Changing the innovation culture
“The challenge for business leaders is what they are doing to address this. “If you look at mobile, the question is how do we move from being users and consumers of this technology to utilising the information that is being transmitted to be able to enhance our productivity and our operations to remain ahead, not only locally but globally.”
He said that for South Africa to lift itself from the research and innovation doldrums it would need to make significant investments in education and make bold choices to change the innovation culture to foster entrepreneurship. In conjunction with these changes, private and public enterprises would need to boost investment in R&D beyond the 1% of GDP level, which may require greater oversight from government to push these boundaries. “But, you cannot do significant R&D without the skills,” he said.
“So we need to start to focus on boosting our maths and science. In terms of core development software, you need a certain level of maths and in its absence we are going to continue to import technologies from elsewhere.”
The findings of the recently launched 2014 African Transformation Report titled “Growth with Depth” corroborate the importance of research and innovation in the advancement of countries. It indicates that for African countries to transform their economies, they must, among other measures, diversify their economies and increase productivity.
This can be effectively achieved through the technological upgrading of their economies, providing more funding for research and enhancing country skills in science, technology, engineering and mathematics.
The report also highlights the central role of educational institutions and a strong partnership between the state and the private sector in the economic transformation process.
An opportunity lost?
Despite the challenges outlined by the speakers at the Unisa SBL Research and Innovation Day, South Africa has no shortage of brainpower, as demonstrated by its proud history of world-firsts. The challenge, as always, is to make a mark on the global market. The CSIR has been particularly successful in doing so, although the advantage has not always been exploited to the full benefit of the local economy.
Presenting an overview of this long history of research and innovation, the organisation’s president and chief executive Dr Sibusiso Sibisi singled out one such opportunity that could have played out very differently. A CSIR scientist Trevor Wadley is central to this story. Not only was he instrumental for a breakthrough in crystal-controlled communications in 1951, but he went on to pioneer the basis for microwave signal transmission that is still widely used today.
The machine he conceived, initially as a means to accurately measure distances for use in cartography, was named the Tellurometer. This technology was spun out of the CSIR with the establishment of Tellumat, before the company and its licences went through various stage of buyouts and acquisitions including by British firm Plessey. “[The] big opportunity for the Tellurometer came much later with the introduction of cellular communications,” Sibisi said.

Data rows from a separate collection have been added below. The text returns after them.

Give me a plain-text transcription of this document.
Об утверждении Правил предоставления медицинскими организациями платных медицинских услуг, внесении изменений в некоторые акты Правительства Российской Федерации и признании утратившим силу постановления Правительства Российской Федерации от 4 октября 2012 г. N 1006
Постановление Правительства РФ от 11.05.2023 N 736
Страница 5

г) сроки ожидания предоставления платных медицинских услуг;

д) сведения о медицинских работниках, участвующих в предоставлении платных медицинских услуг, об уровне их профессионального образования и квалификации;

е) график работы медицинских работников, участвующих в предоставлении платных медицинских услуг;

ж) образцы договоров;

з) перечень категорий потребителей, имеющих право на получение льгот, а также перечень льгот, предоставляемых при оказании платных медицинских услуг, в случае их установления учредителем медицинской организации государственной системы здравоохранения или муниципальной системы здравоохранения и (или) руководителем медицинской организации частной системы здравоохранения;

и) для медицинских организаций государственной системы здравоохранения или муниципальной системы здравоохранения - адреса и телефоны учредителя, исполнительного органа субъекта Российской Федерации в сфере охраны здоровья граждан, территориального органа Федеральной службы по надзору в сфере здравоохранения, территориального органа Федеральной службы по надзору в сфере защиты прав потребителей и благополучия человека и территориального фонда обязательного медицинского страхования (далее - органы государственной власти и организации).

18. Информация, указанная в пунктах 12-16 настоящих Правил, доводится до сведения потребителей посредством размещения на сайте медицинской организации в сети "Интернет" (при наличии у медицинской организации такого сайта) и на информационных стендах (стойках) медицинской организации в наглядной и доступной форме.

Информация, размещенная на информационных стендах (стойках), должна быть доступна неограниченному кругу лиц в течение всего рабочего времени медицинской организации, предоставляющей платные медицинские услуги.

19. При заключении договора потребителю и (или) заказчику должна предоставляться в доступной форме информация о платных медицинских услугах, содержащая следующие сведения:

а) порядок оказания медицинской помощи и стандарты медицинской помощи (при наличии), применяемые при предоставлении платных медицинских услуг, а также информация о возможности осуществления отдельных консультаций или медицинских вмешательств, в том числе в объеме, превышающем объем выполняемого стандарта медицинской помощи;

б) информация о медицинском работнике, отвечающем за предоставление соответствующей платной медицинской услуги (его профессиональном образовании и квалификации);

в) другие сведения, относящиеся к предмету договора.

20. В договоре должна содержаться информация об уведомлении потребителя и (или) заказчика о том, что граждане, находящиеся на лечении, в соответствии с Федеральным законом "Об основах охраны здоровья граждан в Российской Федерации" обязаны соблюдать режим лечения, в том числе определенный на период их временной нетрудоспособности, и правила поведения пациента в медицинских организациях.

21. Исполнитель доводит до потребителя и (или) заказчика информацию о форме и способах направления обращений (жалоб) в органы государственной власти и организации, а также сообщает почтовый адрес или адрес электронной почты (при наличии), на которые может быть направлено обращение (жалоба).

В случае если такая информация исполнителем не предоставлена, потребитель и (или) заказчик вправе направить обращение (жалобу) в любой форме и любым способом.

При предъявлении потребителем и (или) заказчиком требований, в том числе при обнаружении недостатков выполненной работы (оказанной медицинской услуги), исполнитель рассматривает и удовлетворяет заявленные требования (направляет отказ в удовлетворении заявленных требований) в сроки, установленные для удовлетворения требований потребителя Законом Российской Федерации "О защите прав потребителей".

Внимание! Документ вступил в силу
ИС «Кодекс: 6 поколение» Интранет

“That was largely lost to the country and these are some of the things we need to learn from.”
The major lesson, he suggests, is to form a more cohesive strategy and supporting policies to retain and grow the country’s intellectual property to the benefit of the economy as a whole. “We need to look at case studies such as these to see what elements we need to put in place to ensure South Africa goes beyond the odds to become a major player in some selected industries.
“We are not doing so because we have not sufficiently thought of all the aspects to drive the interface between research and business success,” he said.
The economic benefits of such a concerted effort are tangible. Sibisi reported that the CSIR had earned about R500-million in royalties between 1955 and 2013, which at an average royalty of 3# translated into R16.7-billion of direct economic activity.